Si sentiva felice come non lo era stata da molto tempo. Certo, aveva
ancora un papà che non le faceva mancare nulla e che le voleva
molto bene. Aveva dei buoni amici dei quali Ginny era sicuramente una
delle migliori. Ma a volte si sentiva incompleta, come se le mancasse
qualcosa che prima possedeva e che poi aveva perduto. Luna non era una
stupida, non per niente il Cappello Parlante l’aveva smistata in
Corvonero. E sapeva perfettamente cosa le mancava, cosa aveva perso:
sua madre.
Si ricordò in quel momento, con precisione, le parole che sua
mamma le aveva insegnato e che, come un mantra, aveva ripercorso in
sogno.
Le cose che perdiamo trovano sempre il modo di ritornare da noi … anche se non sempre come noi ce l’aspettiamo.
E di colpo capì.
Senza fare rumore, sgusciò fuori dal letto per controllare il calendario Babbano raffigurante uno strano gruppo musicale immobile che una delle sue compagne teneva appeso vicino alla porta del dormitorio.
Sorrise sognante quando una data le confermò la sua ipotesi.
Era infine giunto il 13 Febbraio, il giorno del suo compleanno.
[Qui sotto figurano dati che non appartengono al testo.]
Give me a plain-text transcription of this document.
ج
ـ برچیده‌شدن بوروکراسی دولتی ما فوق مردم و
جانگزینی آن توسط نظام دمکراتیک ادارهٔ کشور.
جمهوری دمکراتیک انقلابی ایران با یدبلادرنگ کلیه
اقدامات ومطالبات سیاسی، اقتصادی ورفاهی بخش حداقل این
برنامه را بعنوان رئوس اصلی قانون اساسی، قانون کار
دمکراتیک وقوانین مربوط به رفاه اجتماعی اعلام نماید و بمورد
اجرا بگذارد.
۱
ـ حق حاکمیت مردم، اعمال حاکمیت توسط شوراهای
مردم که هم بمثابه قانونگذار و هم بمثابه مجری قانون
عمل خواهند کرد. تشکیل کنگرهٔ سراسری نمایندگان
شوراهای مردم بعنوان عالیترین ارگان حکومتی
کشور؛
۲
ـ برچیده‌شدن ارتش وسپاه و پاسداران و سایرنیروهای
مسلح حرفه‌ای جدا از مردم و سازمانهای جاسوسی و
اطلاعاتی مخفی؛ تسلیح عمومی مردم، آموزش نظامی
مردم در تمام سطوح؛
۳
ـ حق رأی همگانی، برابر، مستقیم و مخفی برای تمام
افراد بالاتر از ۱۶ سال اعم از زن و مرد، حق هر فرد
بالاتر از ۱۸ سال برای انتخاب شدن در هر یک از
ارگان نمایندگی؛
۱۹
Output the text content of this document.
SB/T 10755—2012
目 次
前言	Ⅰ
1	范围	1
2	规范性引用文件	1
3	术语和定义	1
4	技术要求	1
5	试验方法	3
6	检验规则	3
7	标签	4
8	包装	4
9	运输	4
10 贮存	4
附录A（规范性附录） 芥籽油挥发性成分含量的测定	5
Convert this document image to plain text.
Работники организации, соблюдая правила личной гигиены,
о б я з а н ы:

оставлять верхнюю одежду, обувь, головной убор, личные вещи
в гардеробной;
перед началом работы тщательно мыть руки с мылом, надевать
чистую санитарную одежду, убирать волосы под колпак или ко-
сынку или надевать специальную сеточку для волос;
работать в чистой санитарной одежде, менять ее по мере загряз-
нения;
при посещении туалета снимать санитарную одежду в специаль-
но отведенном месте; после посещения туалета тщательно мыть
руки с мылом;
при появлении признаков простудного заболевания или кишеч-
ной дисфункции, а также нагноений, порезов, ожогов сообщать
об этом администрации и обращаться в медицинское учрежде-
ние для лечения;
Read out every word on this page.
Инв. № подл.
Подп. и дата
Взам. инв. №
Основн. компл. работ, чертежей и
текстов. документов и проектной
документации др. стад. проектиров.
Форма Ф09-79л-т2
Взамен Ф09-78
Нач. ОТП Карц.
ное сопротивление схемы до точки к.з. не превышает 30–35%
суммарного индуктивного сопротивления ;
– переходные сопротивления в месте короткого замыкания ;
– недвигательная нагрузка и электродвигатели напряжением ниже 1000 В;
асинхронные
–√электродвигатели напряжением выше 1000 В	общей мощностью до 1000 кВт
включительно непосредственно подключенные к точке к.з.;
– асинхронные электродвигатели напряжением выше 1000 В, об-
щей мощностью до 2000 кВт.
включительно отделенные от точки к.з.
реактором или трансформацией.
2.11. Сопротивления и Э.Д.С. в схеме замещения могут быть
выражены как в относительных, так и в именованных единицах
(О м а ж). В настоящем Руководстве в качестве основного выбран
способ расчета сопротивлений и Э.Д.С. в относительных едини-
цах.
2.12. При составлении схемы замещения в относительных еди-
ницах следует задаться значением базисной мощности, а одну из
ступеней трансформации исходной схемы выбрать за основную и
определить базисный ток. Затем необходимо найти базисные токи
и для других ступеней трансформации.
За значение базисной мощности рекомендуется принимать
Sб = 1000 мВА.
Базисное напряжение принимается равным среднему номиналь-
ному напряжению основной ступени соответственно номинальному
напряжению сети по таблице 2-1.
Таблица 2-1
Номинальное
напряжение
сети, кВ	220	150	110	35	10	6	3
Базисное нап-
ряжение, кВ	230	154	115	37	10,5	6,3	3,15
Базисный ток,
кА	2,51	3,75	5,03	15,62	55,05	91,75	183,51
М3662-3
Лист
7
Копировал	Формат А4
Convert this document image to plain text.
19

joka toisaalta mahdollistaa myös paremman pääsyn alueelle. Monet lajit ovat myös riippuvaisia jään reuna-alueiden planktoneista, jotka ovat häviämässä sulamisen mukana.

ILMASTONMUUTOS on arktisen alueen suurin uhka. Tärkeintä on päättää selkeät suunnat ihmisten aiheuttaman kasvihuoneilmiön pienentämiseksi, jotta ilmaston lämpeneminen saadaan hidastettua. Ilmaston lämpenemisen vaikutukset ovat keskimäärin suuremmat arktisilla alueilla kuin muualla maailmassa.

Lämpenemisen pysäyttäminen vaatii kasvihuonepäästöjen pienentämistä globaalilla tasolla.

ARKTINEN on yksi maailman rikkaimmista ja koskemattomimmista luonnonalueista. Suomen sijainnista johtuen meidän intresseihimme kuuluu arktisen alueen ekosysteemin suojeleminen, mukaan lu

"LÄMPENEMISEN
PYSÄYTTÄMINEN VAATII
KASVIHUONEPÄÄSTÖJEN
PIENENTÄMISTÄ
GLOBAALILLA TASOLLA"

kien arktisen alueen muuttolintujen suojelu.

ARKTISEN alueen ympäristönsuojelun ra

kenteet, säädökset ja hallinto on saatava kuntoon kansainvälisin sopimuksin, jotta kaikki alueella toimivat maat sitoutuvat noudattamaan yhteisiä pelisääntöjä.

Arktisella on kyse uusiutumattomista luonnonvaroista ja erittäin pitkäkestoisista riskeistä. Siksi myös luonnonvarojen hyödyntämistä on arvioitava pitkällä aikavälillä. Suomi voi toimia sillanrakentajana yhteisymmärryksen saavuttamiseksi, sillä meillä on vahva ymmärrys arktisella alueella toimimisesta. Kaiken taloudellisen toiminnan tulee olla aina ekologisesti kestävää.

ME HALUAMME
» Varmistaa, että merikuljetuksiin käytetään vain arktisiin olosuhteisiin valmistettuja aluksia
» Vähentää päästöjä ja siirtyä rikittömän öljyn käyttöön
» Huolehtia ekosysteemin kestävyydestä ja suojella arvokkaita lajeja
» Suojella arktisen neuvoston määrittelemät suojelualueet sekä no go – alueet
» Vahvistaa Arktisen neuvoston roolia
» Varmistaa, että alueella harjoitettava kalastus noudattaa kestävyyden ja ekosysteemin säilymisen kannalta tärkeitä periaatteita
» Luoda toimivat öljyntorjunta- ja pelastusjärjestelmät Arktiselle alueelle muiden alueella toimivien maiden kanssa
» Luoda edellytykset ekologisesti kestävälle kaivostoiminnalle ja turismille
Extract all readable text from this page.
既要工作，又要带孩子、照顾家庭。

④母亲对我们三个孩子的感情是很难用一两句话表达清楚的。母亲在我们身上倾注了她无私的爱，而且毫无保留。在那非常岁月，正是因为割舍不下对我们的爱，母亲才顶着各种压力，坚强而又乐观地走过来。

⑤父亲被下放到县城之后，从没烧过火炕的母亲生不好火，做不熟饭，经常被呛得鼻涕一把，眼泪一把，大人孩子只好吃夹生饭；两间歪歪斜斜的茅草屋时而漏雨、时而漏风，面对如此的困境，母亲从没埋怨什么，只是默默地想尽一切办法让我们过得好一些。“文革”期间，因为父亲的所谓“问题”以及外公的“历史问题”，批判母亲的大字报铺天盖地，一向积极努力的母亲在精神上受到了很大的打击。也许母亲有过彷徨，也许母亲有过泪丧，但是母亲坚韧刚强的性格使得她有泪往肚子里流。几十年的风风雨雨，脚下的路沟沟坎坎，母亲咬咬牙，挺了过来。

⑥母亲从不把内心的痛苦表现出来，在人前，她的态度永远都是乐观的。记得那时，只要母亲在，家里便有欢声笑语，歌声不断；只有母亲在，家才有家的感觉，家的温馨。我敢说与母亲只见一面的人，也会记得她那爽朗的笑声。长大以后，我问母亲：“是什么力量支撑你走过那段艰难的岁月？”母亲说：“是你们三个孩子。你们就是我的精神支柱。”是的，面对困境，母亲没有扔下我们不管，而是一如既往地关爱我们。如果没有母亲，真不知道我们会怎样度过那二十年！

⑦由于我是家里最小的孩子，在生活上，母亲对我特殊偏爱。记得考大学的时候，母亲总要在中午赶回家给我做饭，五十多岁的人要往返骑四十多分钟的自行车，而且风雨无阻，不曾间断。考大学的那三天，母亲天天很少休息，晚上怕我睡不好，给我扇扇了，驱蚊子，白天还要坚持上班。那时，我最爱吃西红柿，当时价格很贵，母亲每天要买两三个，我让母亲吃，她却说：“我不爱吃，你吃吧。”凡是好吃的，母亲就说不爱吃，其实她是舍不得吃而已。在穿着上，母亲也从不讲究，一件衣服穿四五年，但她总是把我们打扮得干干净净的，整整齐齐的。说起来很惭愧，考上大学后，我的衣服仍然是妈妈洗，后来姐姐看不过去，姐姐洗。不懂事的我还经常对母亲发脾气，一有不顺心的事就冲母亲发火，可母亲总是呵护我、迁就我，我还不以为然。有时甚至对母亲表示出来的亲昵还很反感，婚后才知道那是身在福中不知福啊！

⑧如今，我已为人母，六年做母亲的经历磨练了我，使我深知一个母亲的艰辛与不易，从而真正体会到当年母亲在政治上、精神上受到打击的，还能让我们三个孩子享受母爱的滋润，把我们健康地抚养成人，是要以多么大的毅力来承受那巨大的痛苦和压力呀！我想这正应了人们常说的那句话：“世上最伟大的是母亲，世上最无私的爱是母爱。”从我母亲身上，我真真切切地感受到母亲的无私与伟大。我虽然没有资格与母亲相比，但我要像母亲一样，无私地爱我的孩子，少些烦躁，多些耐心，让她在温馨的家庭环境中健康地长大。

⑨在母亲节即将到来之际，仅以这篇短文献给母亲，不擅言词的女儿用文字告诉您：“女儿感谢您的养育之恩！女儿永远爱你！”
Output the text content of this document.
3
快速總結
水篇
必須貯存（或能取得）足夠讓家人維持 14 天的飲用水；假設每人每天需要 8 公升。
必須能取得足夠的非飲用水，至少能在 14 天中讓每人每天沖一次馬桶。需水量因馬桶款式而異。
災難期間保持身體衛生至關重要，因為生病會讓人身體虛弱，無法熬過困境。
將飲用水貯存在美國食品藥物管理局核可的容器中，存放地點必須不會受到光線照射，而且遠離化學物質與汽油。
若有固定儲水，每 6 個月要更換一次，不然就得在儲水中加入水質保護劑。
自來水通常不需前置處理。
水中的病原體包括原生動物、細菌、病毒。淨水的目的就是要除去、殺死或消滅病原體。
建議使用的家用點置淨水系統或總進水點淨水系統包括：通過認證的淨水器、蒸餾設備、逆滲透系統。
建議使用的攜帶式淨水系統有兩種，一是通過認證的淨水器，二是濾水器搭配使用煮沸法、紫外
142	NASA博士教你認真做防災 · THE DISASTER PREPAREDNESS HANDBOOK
Sempre
sorridendo beata e muovendosi come un gatto nella notte, Luna si
accoccolò sul davanzale della finestra, guardò spuntare
il primo raggio di sole e sussurrò: “Sei ritornata, mamma.
Sei ritornata da me per farmi gli auguri di buon compleanno.”
E anche se nessuno le rispose, Luna sapeva che, da qualche parte, sua madre la stava guardando e sorrideva con lei.
*: Cit da Harry Potter e l'Ordine della Fenice.